Why does the parent think this? What behaviour do they see at home? Does the class teacher see the same traits?
This is a school-based referral, where the school agrees that there are social/play/sensory differences that should be explored. Perhaps interventions have taken place to help the child with their social skills.
Once a referral by school is sent to the local Community Paediatrics team, parents can expect to wait 2-3 years before being notified about a paediatric appointment. ASD is not diagnosed at this appointment. Instead the paediatrician will observe the child and discuss the information given already with parents, before making a judgement about whether the child should move onto the ASD pathway.
The pathway lasts up to 3 years. In this time, the paediatrician will collect more evidence from parents and school. The child is invited to a longer ‘joint communication clinic’ where a highly specialised speech and language therapist and a paediatrician work together to make a diagnosis, or not.
Once a child is on the pathway, the school will be advised to implement ASD strategies if they are not doing so already.
As above, this is a Health diagnosis. This is a behavioural disorder.

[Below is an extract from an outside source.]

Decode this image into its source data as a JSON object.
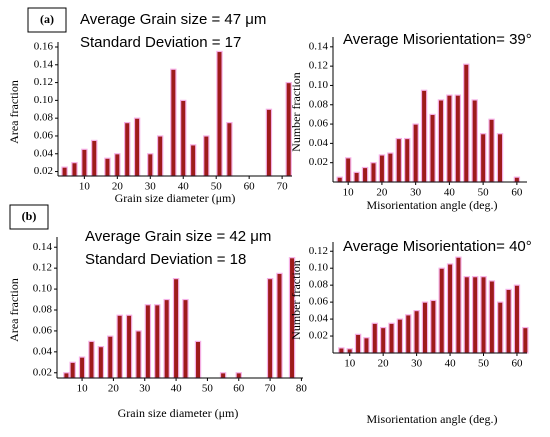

Same principles apply – school based referral to a Community Paediatrician. We need to see inattentive or hyperactive/ impulsive behaviour that is significantly different from the majority of the peer group and across different environments, to refer. Children cannot be referred until they are 6.
No test for ADHD. Instead information is collated from home/school and a certain ‘threshold’ must be met when comparing parent and school scores – and the child is observed in clinic. A Connors questionnaire is common.
Medication is a possibility depending on the severity of the ADHD and parent views.
Some children have a diagnoses of ‘ADHD–inattentive type’, which is the old ADD (no hyperactivity).